Several hours later, Colonel Rossi expanded upon the story slightly in speaking to reporters. He said Sergeant Todd had arrived at the scene in the middle of the gunfight and had also fired his weapon.
The witness, however, offered a detailed account. He said he was walking in a roadway between the main building, known as the Sportsdome, and five smaller buildings. Major Hasan was headed toward the main building, the witness said, when Sergeant Munley came around the corner of a smaller building. Major Hasan wheeled on her and shot her several times, the witness said.
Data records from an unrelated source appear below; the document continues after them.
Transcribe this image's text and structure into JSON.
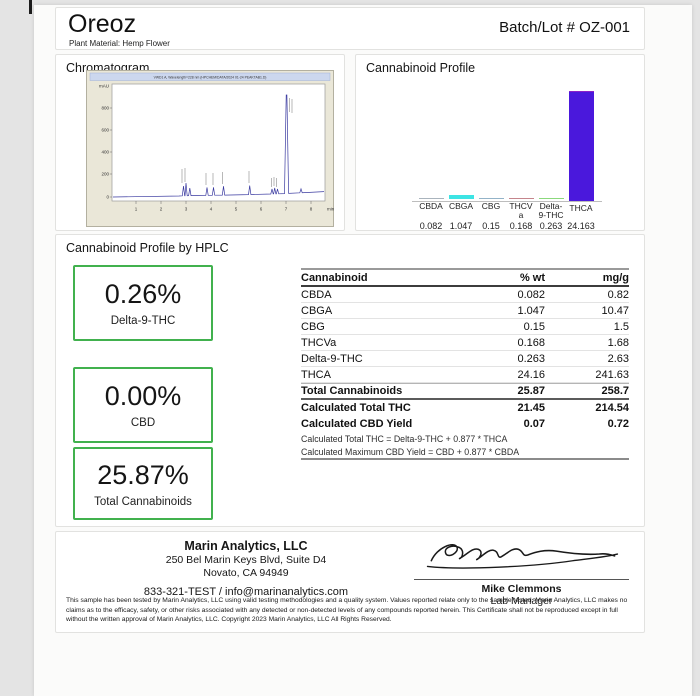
{
  "header": {
    "title": "Oreoz",
    "plant_material": "Plant Material: Hemp Flower",
    "batch": "Batch/Lot # OZ-001"
  },
  "chromatogram": {
    "title": "Chromatogram",
    "instrument_line": "VWD1 A, Wavelength=228 nm (HPCHEM/DATA/2024 01-24 PEAKTAB1.D)",
    "y_axis_label": "mAU",
    "y_ticks": [
      "800",
      "600",
      "400",
      "200",
      "0"
    ],
    "x_ticks": [
      "1",
      "2",
      "3",
      "4",
      "5",
      "6",
      "7",
      "8"
    ],
    "x_unit": "min"
  },
  "profile": {
    "title": "Cannabinoid Profile",
    "chart": {
      "ymax": 24.163,
      "items": [
        {
          "label_lines": [
            "CBDA"
          ],
          "value": 0.082,
          "value_label": "0.082",
          "color": "#aab4bd"
        },
        {
          "label_lines": [
            "CBGA"
          ],
          "value": 1.047,
          "value_label": "1.047",
          "color": "#3de4e4"
        },
        {
          "label_lines": [
            "CBG"
          ],
          "value": 0.15,
          "value_label": "0.15",
          "color": "#93b3c8"
        },
        {
          "label_lines": [
            "THCV",
            "a"
          ],
          "value": 0.168,
          "value_label": "0.168",
          "color": "#c5858c"
        },
        {
          "label_lines": [
            "Delta-",
            "9-THC"
          ],
          "value": 0.263,
          "value_label": "0.263",
          "color": "#8bd97c"
        },
        {
          "label_lines": [
            "THCA"
          ],
          "value": 24.163,
          "value_label": "24.163",
          "color": "#4a18dc",
          "edge": "#8a22c8"
        }
      ]
    }
  },
  "hplc": {
    "title": "Cannabinoid Profile by HPLC",
    "boxes": [
      {
        "value": "0.26%",
        "label": "Delta-9-THC"
      },
      {
        "value": "0.00%",
        "label": "CBD"
      },
      {
        "value": "25.87%",
        "label": "Total Cannabinoids"
      }
    ],
    "table": {
      "headers": [
        "Cannabinoid",
        "% wt",
        "mg/g"
      ],
      "rows": [
        [
          "CBDA",
          "0.082",
          "0.82"
        ],
        [
          "CBGA",
          "1.047",
          "10.47"
        ],
        [
          "CBG",
          "0.15",
          "1.5"
        ],
        [
          "THCVa",
          "0.168",
          "1.68"
        ],
        [
          "Delta-9-THC",
          "0.263",
          "2.63"
        ],
        [
          "THCA",
          "24.16",
          "241.63"
        ]
      ],
      "total_row": [
        "Total Cannabinoids",
        "25.87",
        "258.7"
      ],
      "calc_rows": [
        [
          "Calculated Total THC",
          "21.45",
          "214.54"
        ],
        [
          "Calculated CBD Yield",
          "0.07",
          "0.72"
        ]
      ],
      "notes": [
        "Calculated Total THC = Delta-9-THC + 0.877 * THCA",
        "Calculated Maximum CBD Yield = CBD + 0.877 * CBDA"
      ]
    }
  },
  "footer": {
    "lab_name": "Marin Analytics, LLC",
    "address_line1": "250 Bel Marin Keys Blvd, Suite D4",
    "address_line2": "Novato, CA 94949",
    "contact": "833-321-TEST / info@marinanalytics.com",
    "signer_name": "Mike Clemmons",
    "signer_title": "Lab Manager",
    "disclaimer": "This sample has been tested by Marin Analytics, LLC using valid testing methodologies and a quality system.  Values reported relate only to the sample tested.  Marin Analytics, LLC makes no claims as to the efficacy, safety, or other risks associated with any detected or non-detected levels of any compounds reported herein.  This Certificate shall not be reproduced except in full without the written approval of Marin Analytics, LLC.        Copyright 2023 Marin Analytics, LLC All Rights Reserved."
  },
  "chart_data": [
    {
      "type": "bar",
      "title": "Cannabinoid Profile",
      "categories": [
        "CBDA",
        "CBGA",
        "CBG",
        "THCVa",
        "Delta-9-THC",
        "THCA"
      ],
      "values": [
        0.082,
        1.047,
        0.15,
        0.168,
        0.263,
        24.163
      ],
      "xlabel": "",
      "ylabel": "",
      "ylim": [
        0,
        24.163
      ],
      "grid": false,
      "legend": "none",
      "bar_colors": [
        "#aab4bd",
        "#3de4e4",
        "#93b3c8",
        "#c5858c",
        "#8bd97c",
        "#4a18dc"
      ]
    },
    {
      "type": "line",
      "title": "Chromatogram",
      "xlabel": "min",
      "ylabel": "mAU",
      "xlim": [
        0.5,
        8.5
      ],
      "ylim": [
        0,
        900
      ],
      "x_ticks": [
        1,
        2,
        3,
        4,
        5,
        6,
        7,
        8
      ],
      "y_ticks": [
        0,
        200,
        400,
        600,
        800
      ],
      "peaks": [
        {
          "rt": 2.9,
          "mAU": 25
        },
        {
          "rt": 3.0,
          "mAU": 33
        },
        {
          "rt": 3.15,
          "mAU": 20
        },
        {
          "rt": 3.85,
          "mAU": 22
        },
        {
          "rt": 4.1,
          "mAU": 22
        },
        {
          "rt": 4.5,
          "mAU": 26
        },
        {
          "rt": 5.55,
          "mAU": 25
        },
        {
          "rt": 6.45,
          "mAU": 14
        },
        {
          "rt": 6.55,
          "mAU": 17
        },
        {
          "rt": 6.65,
          "mAU": 14
        },
        {
          "rt": 7.05,
          "mAU": 800
        },
        {
          "rt": 7.6,
          "mAU": 10
        }
      ]
    }
  ]
}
It was unclear whether she squeezed off a shot or not, but she fell over backward, with wounds in her legs and her wrist, the witness said. [LA writes: This represents a radical reduction in Munley’s role. In the earlier account, she confronted Hasan and fired two shots at him. He fired back at her and hit her. She staggered back, firing two more shots at him, then fell to the ground, where she continued firing. In that account, she fired at least six rounds. In the revised version, it is questionable whether she fired any rounds at all.]
Major Hasan then turned his back and began to shove another magazine into his pistol. He did not appear wounded, the witness said. A few seconds later, Sergeant Todd came around another corner of the same building, raised his weapon and fired several times at Major Hasan, who pitched over backward and stopped moving.
“He shot her, turned away from her and was reloading when he was shot,” said the witness, who was nearby.
On the Winfrey show, Sergeant Munley, 35, said the incident was confusing and chaotic. “There were many people outside pointing to where this individual was apparently located,” she said. “When I got out of my vehicle and ran up the hill, that’s when it started getting bad and we started encountering fire.”
Sergeant Todd, a native of San Diego, has spent most of his adult life as a military police officer in the Army. A specialist in training police dogs, he left the military police in 2007, after 25 years, to join the civilian force at Fort Hood. He has served at four bases in the United States and two in Germany. Joining the civilian force at Fort Hood was supposed to be a second, quieter career for him, he said in the interview.
He said he was not troubled about having shot Major Hasan, whose pistol, he said, “looked like a howitzer” in his hand.
“There is a certain amount of fear, but you have to control it,” Sergeant Todd said. “You rely on your training, and your training takes over.”
Liz Robbins and Jonathan Miles contributed reporting from New York.